By Ted Hesson
WASHINGTON (Reuters) -The U.S. will grant temporary deportation relief and access to work permits to nearly half a million Venezuelans already in the country, U.S. officials said on Wednesday, a move that follows calls by Democrats to help newly arrived migrants work legally.
About 472,000 Venezuelans in the U.S. on or before July 31 now will be eligible for Temporary Protected Status (TPS) for a period of 18 months. Some 243,000 Venezuelans already have the status stemming from a 2021 designation that was renewed last year.
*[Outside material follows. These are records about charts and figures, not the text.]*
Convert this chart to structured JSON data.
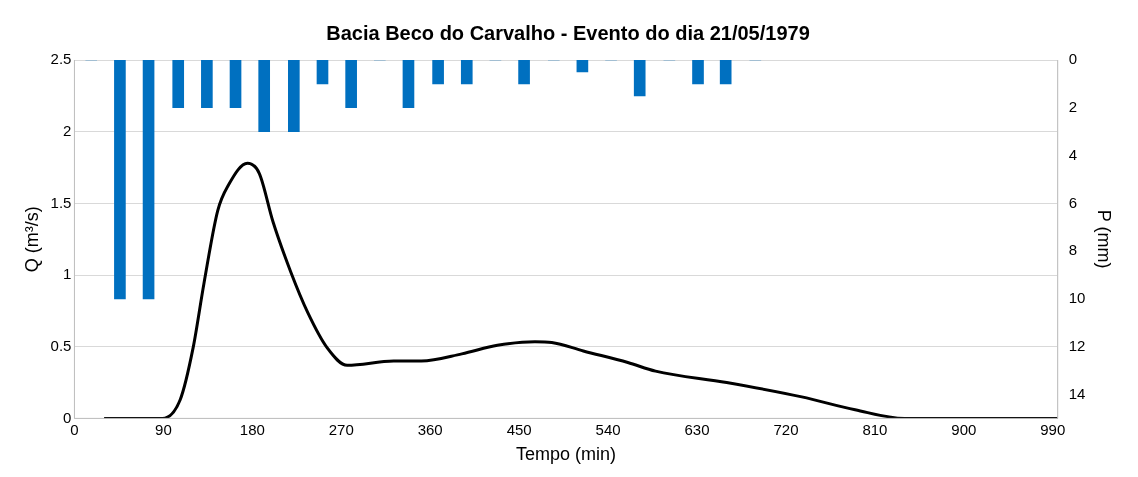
{
  "chart_data": {
    "type": "line",
    "title": "Bacia Beco do Carvalho - Evento do dia 21/05/1979",
    "xlabel": "Tempo (min)",
    "ylabel": "Q (m³/s)",
    "y2label": "P (mm)",
    "xlim": [
      0,
      995
    ],
    "xticks": [
      0,
      90,
      180,
      270,
      360,
      450,
      540,
      630,
      720,
      810,
      900,
      990
    ],
    "ylim": [
      0,
      2.5
    ],
    "yticks": [
      0,
      0.5,
      1,
      1.5,
      2,
      2.5
    ],
    "y2lim": [
      15,
      0
    ],
    "y2ticks": [
      0,
      2,
      4,
      6,
      8,
      10,
      12,
      14
    ],
    "grid": "y",
    "legend": false,
    "marker": "none",
    "series": [
      {
        "type": "bar",
        "axis": "y2",
        "color": "#0070c0",
        "x": [
          17,
          46,
          75,
          105,
          134,
          163,
          192,
          222,
          251,
          280,
          309,
          338,
          368,
          397,
          426,
          455,
          485,
          514,
          543,
          572,
          602,
          631,
          659,
          689
        ],
        "values": [
          0,
          10,
          10,
          2,
          2,
          2,
          3,
          3,
          1,
          2,
          0,
          2,
          1,
          1,
          0,
          1,
          0,
          0.5,
          0,
          1.5,
          0,
          1,
          1,
          0
        ]
      },
      {
        "axis": "y",
        "color": "#000000",
        "x": [
          30,
          65,
          89,
          107,
          120,
          131,
          145,
          156,
          175,
          187,
          201,
          219,
          236,
          256,
          276,
          323,
          351,
          392,
          428,
          466,
          483,
          515,
          560,
          588,
          660,
          736,
          790,
          840,
          900,
          995
        ],
        "values": [
          0,
          0,
          0,
          0.13,
          0.49,
          0.94,
          1.45,
          1.63,
          1.78,
          1.71,
          1.37,
          1.02,
          0.74,
          0.49,
          0.37,
          0.4,
          0.4,
          0.45,
          0.51,
          0.535,
          0.53,
          0.47,
          0.39,
          0.33,
          0.25,
          0.15,
          0.06,
          0,
          0,
          0
        ]
      }
    ]
  }
}
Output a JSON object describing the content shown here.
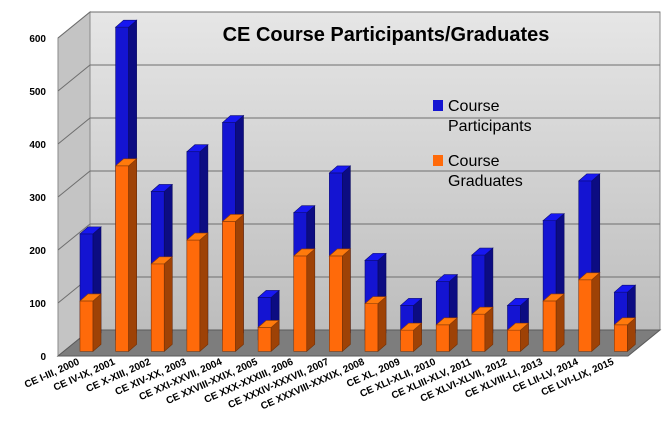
{
  "chart_data": {
    "type": "bar",
    "title": "CE Course Participants/Graduates",
    "xlabel": "",
    "ylabel": "",
    "ylim": [
      0,
      600
    ],
    "yticks": [
      "0",
      "100",
      "200",
      "300",
      "400",
      "500",
      "600"
    ],
    "grid": true,
    "legend_position": "right",
    "categories": [
      "CE I-III, 2000",
      "CE IV-IX, 2001",
      "CE X-XIII, 2002",
      "CE XIV-XX, 2003",
      "CE XXI-XXVII, 2004",
      "CE XXVIII-XXIX, 2005",
      "CE XXX-XXXIII, 2006",
      "CE XXXIV-XXXVII, 2007",
      "CE XXXVIII-XXXIX, 2008",
      "CE XL, 2009",
      "CE XLI-XLII, 2010",
      "CE XLIII-XLV, 2011",
      "CE XLVI-XLVII, 2012",
      "CE XLVIII-LI, 2013",
      "CE LII-LV, 2014",
      "CE LVI-LIX, 2015"
    ],
    "series": [
      {
        "name": "Course Participants",
        "color": "#1414d2",
        "values": [
          200,
          590,
          280,
          355,
          410,
          80,
          240,
          315,
          150,
          65,
          110,
          160,
          65,
          225,
          300,
          90
        ]
      },
      {
        "name": "Course Graduates",
        "color": "#ff6a0a",
        "values": [
          95,
          350,
          165,
          210,
          245,
          45,
          180,
          180,
          90,
          40,
          50,
          70,
          40,
          95,
          135,
          50
        ]
      }
    ],
    "legend": [
      {
        "lines": [
          "Course",
          "Participants"
        ],
        "color": "#1414d2"
      },
      {
        "lines": [
          "Course",
          "Graduates"
        ],
        "color": "#ff6a0a"
      }
    ]
  }
}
President Joe Biden, a Democrat seeking reelection in 2024, has faced record illegal border crossings, fueled by a sharp rise in recent years of migrants fleeing economic and political turmoil in Venezuela.
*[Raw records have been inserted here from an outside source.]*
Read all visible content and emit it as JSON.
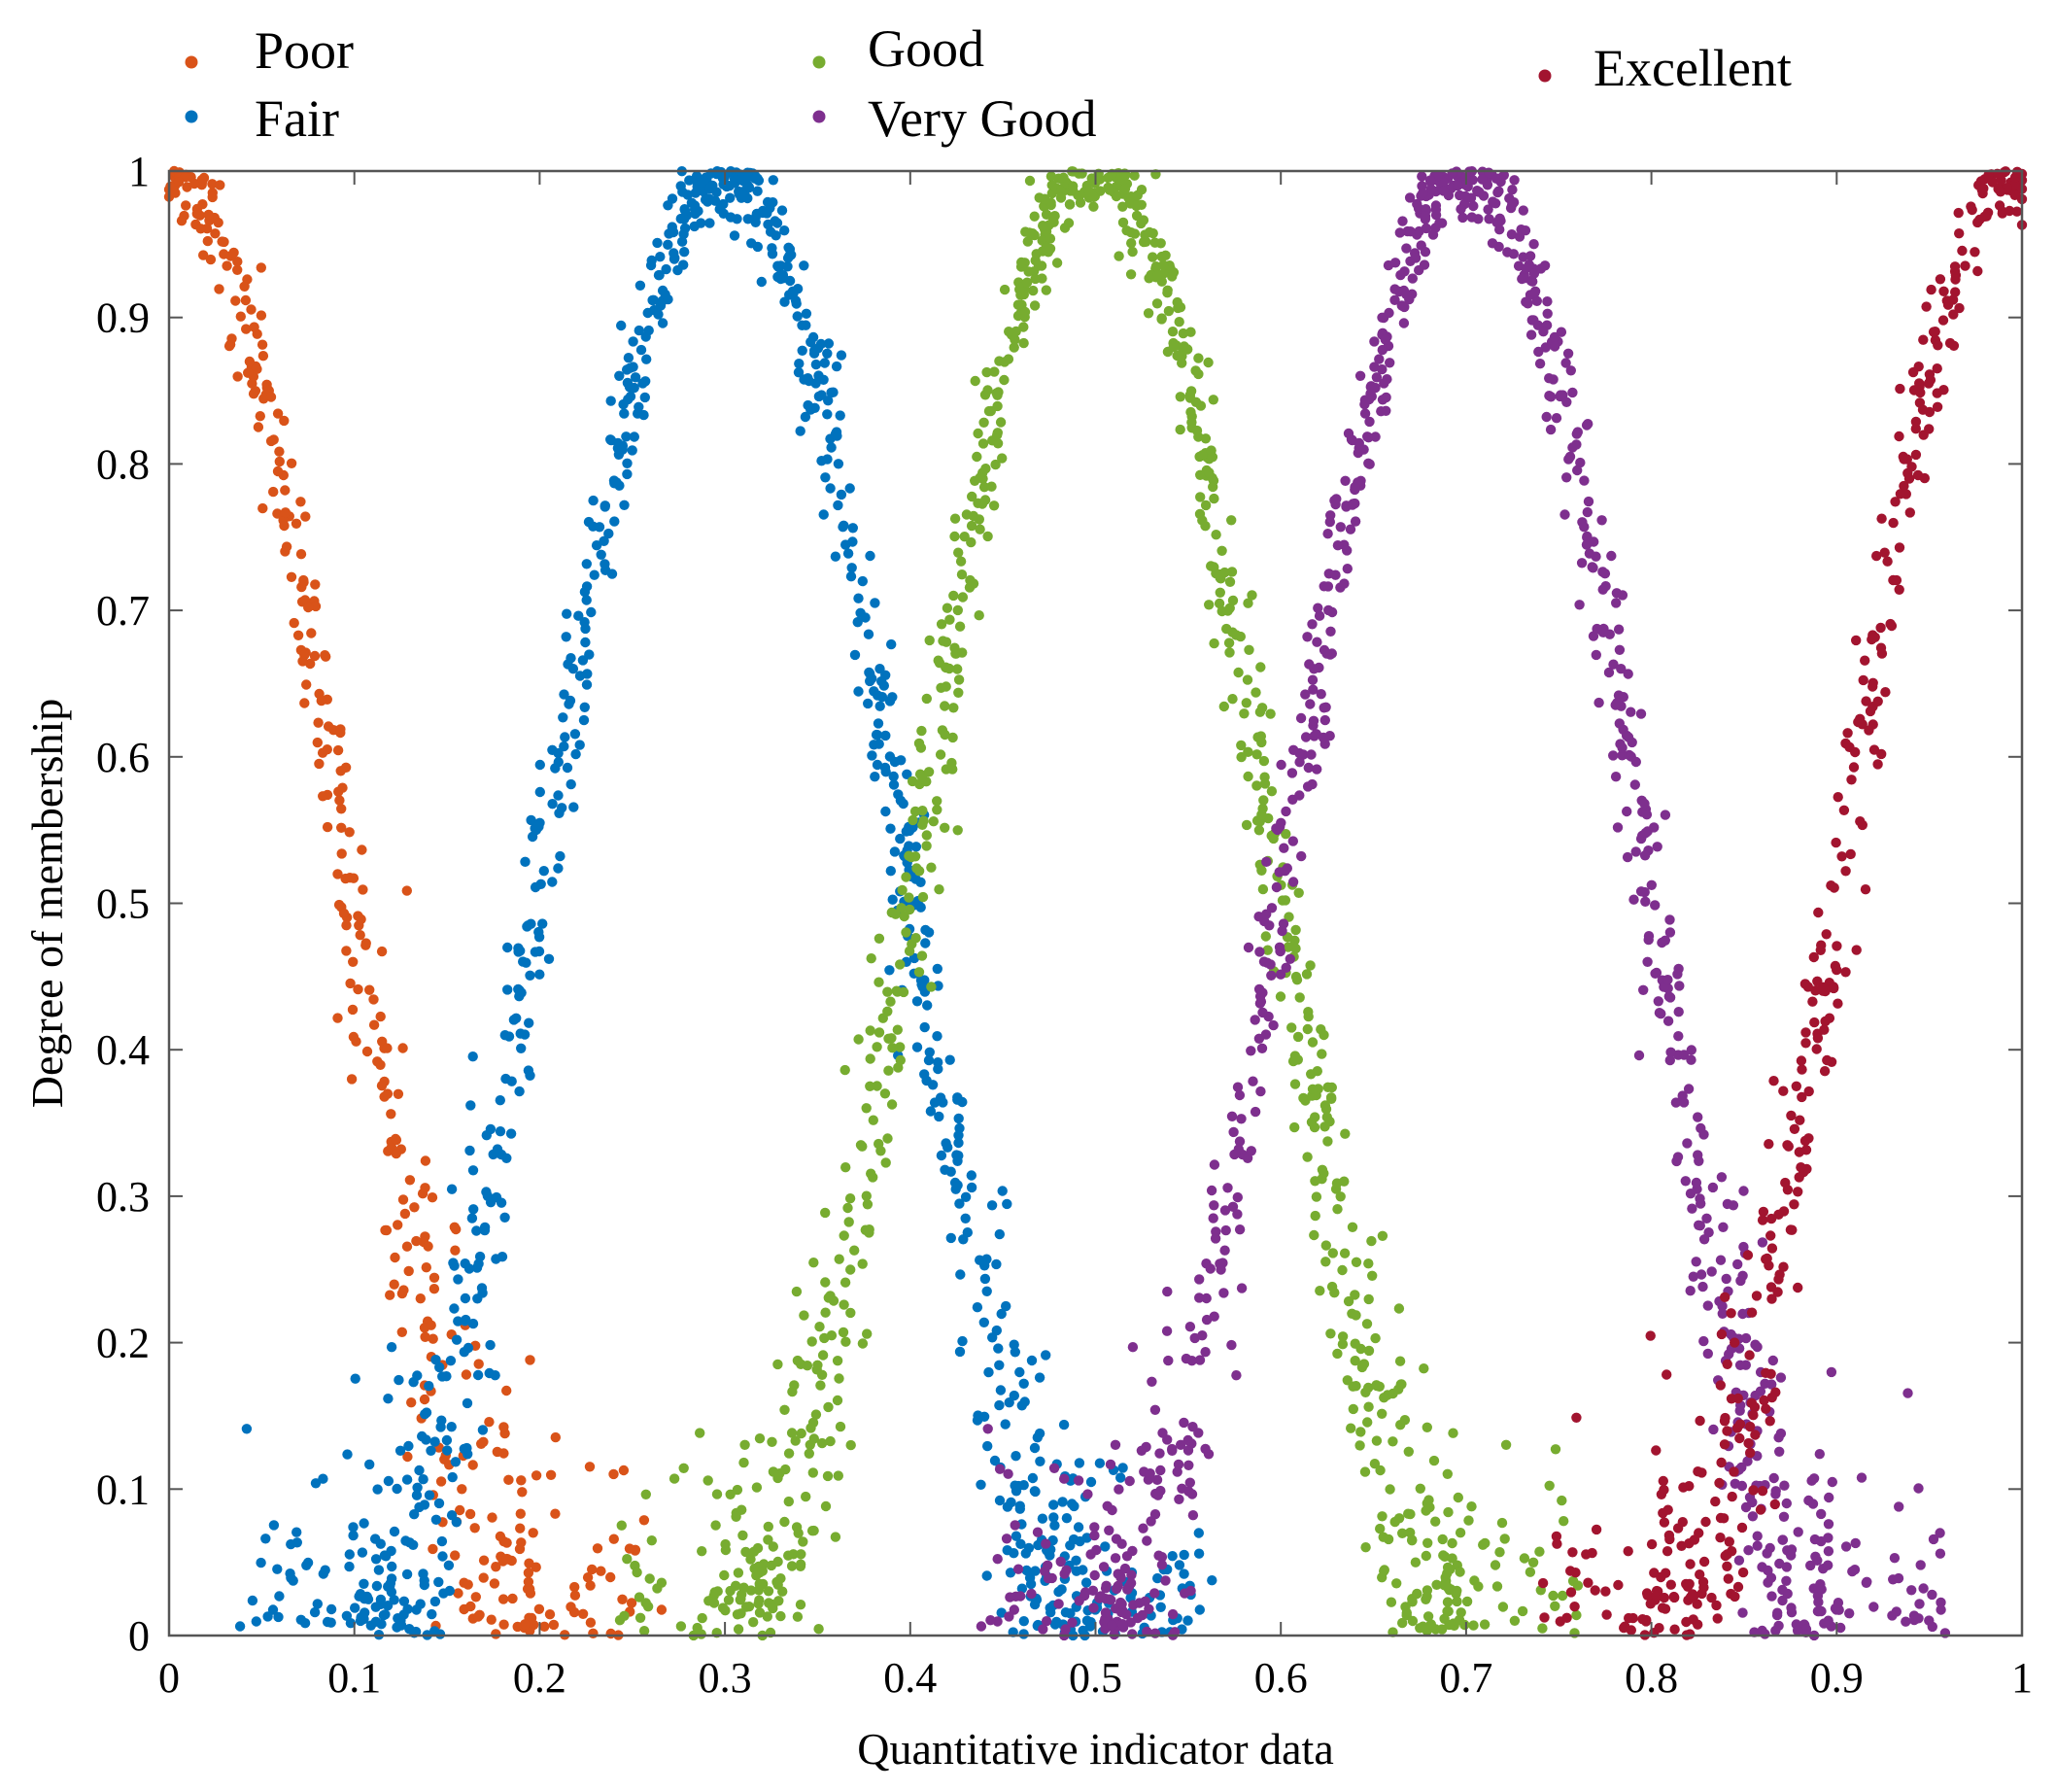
{
  "chart_data": {
    "type": "scatter",
    "title": "",
    "xlabel": "Quantitative indicator data",
    "ylabel": "Degree of membership",
    "xlim": [
      0,
      1
    ],
    "ylim": [
      0,
      1
    ],
    "x_ticks": [
      0,
      0.1,
      0.2,
      0.3,
      0.4,
      0.5,
      0.6,
      0.7,
      0.8,
      0.9,
      1
    ],
    "y_ticks": [
      0,
      0.1,
      0.2,
      0.3,
      0.4,
      0.5,
      0.6,
      0.7,
      0.8,
      0.9,
      1
    ],
    "x_tick_labels": [
      "0",
      "0.1",
      "0.2",
      "0.3",
      "0.4",
      "0.5",
      "0.6",
      "0.7",
      "0.8",
      "0.9",
      "1"
    ],
    "y_tick_labels": [
      "0",
      "0.1",
      "0.2",
      "0.3",
      "0.4",
      "0.5",
      "0.6",
      "0.7",
      "0.8",
      "0.9",
      "1"
    ],
    "grid": false,
    "legend_position": "top",
    "series": [
      {
        "name": "Poor",
        "color": "#D95319",
        "center": 0.0,
        "width": 0.2,
        "peak": 1.0,
        "points_per_series": 900
      },
      {
        "name": "Fair",
        "color": "#0072BD",
        "center": 0.3,
        "width": 0.2,
        "peak": 1.0,
        "points_per_series": 1100
      },
      {
        "name": "Good",
        "color": "#77AC30",
        "center": 0.5,
        "width": 0.2,
        "peak": 1.0,
        "points_per_series": 1100
      },
      {
        "name": "Very Good",
        "color": "#7E2F8E",
        "center": 0.7,
        "width": 0.2,
        "peak": 1.0,
        "points_per_series": 1100
      },
      {
        "name": "Excellent",
        "color": "#A2142F",
        "center": 1.0,
        "width": 0.2,
        "peak": 1.0,
        "points_per_series": 900
      }
    ]
  }
}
Fellow Democrats, most prominently New York City Mayor Eric Adams, have called on Biden to expand work access for newly arrived migrants who have strained local and state resources.
The U.S. Department of Homeland Security (DHS) said the expansion of protected status for Venezuelans was warranted due to “Venezuela’s increased instability and lack of safety.”
Frosty diplomatic relations between the U.S. and Venezuela make it difficult for the U.S. to deport Venezuelans to their home country. But a U.S. agreement with Mexico has allowed thousands of non-Mexicans – including Venezuelans – to be deported to Mexico in recent months.
Venezuela’s foreign ministry did not immediately respond to a request for comment.
The number of migrants crossing the U.S.-Mexico border illegally dropped in May after the Biden administration rolled out stricter asylum rules, but crossings have rebounded in recent months.
To help free up Border Patrol agents, the Pentagon will send 800 additional active-duty troops to the border on top of 2,500 National Guard troops already deployed, the White House said.
In addition, the Biden administration will expand nationwide a program launched in May to rapidly process migrant families seeking asylum and potentially deport them.
DHS said it would increase the time that work permits are valid for certain immigrants, including asylum-seekers, to five years, to allow the government to focus on processing new applications.